This week’s topic is Top Ten Books I’ve Felt Differently About After Time Has Passed. I really had to think about this one but I’m happy with the bunch I’ve come up with. Quite a few are from school/college as reading a text when you’re not having to study it really does change your perspective!
1. Anansi Boys by Neil Gaiman
I bounced off this book the first time I read it – I just couldn’t get into it at all. Then I picked up again years later when I was stuck for something to read and I fell in love with it. The way Gaiman deals with mythology and storytelling is so satisfying and that ending is utterly brilliant.
2. Frankenstein by Mary Shelley
The first of my school related picks. I read this at speed in one night whilst I was on holiday. I think I was about fourteen and although I enjoyed it it didn’t really strike a chord with me until I was older. Once I understood the origins of the book and a bit more about the fantastic Mary Shelley herself I appreciated it all the more!
3. An Inspector Calls by J B Priestly
Another school text. Perhaps the only thing I truly disliked about English Literature at school was that we had to read plays bit by bit lesson by lesson. You don’t get the full effect and studying plays like this is never the same as seeing them performed. But I watched the recent BBC adaptation and it absolutely blew me away. The writing is so deftly done, how it all ties together and David Thewlis gave a mesmerising performance.
4. The collected works of William Shakespeare
School again. I love Shakespeare, I always have. Ever since I read the first few pages of the opening to Macbeth at primary school – I mean it had witches and brilliant dialogue what’s not to like? But I never truly felt that I was understanding it or getting the most out of the text. Bizarrely it was only once I did my module on it at uni that I could let myself just feel the language as a whole rather than worrying about all the words!

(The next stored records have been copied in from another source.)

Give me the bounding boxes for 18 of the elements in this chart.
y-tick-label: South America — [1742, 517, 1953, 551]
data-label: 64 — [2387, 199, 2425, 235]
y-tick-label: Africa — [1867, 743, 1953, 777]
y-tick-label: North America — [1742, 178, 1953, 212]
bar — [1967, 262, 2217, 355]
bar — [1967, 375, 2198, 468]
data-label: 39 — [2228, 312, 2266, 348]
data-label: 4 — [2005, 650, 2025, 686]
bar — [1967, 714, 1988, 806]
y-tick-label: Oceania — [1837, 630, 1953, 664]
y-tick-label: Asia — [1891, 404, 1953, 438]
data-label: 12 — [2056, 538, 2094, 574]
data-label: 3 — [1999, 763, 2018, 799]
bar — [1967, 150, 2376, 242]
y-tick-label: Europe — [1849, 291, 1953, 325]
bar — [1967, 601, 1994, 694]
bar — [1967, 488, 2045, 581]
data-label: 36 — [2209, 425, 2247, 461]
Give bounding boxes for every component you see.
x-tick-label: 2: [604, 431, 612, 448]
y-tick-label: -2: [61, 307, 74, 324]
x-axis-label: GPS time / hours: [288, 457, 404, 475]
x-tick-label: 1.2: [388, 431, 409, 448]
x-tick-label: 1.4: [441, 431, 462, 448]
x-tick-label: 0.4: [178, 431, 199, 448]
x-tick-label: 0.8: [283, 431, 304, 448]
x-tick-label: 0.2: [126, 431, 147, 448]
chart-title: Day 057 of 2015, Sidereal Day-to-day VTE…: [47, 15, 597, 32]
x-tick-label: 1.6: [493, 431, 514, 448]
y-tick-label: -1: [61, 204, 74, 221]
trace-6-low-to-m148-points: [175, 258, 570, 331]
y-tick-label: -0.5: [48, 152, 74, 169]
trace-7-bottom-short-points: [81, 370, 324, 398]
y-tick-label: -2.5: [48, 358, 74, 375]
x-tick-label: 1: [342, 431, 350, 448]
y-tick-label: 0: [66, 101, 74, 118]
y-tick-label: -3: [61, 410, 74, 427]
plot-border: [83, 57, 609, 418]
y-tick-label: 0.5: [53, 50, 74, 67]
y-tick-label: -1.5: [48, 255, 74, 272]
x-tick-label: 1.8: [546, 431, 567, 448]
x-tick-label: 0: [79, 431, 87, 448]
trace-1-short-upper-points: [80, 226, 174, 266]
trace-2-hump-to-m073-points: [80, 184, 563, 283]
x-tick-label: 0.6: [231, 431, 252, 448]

5. The Whitsun Weddings by Philip Larkin
My final school choice, well, technically college. My AS Literature syllabus was painfully depressing: Philip Larkin and Dancing at Lughnasa oh my. Even Helen, our tutor, was depressed by the end of it. We were all so down that we decided we needed to invent a happy syllabus at the end of the year to save whoever came after us. But rereading Larkin when I wasn’t studying him week in week out was a revelation. I could understand his dark sense of humour better – the beautiful imagery combined with the flatness of phrases like ‘Ate an awful pie’. Few are the poets who could fit that in a stanza.
6. The Wee Free Men (Tiffany Aching #1) by Terry Pratchett
I remember liking this the first time I read it. But I didn’t LOVE it. Not until last year when I reread it in preparation for The Shepherd’s Crown. There are some books that you have to read at a certain time of life I think and this one hit me at the perfect moment. Pratchett gets Tiffany spot on, a very ordinary girl dealing with extraordinary problems all whilst trying to deal with the death of Granny Aching. There’s plenty of humour and wry observations but this is one of his books where he gets the pathos just right too!
7. A Darker Shade of Magic by V.E. Schwab
The first time I read this book I was so bizarrely worried about several plot points and whether the book was going to be as good as I hoped that I think I lost a bit of the enjoyment. Rereading it at the moment is hugely enjoyable. I can fully appreciate Schwab’s sprawling world building, the excellent characters and the banter. A very different experience.
8. Good Omens by Neil Gaiman and Terry Pratchett
This was another one that I enjoyed the first time I read it from the library, but fell head over heels for later. So much so that my paperback copy is falling apart and my boyfriend bought me a shiny new hardback version for my birthday. There’s something new in this book every time I read it and considering how many times I’ve read it that’s truly saying something.
9. Otto and the Flying Twins by Charlotte Haptie
Read and really enjoyed as a kid then rediscovered when I was sorting out my bookshelves a couple of years ago. Reading as an adult there are so many layers I missed as a child. The humour is sly and very dry – especially the part about class and the Karmidee being identifiable because of how they said the word lemon. Haptie is hugely underrated and her book has stayed with me long after I read it.
10. Spindle’s End by Robin Mckinley
The first fairytale retelling I ever read. I liked it, it was fun and though provoking as a kid but once I was older it took on whole other dimensions. The wider genre implications, the idea that ‘princessness’ was something that could be transferred, smiths as mythic figures. It’s all so deftly done you can only see the work when you look really hard.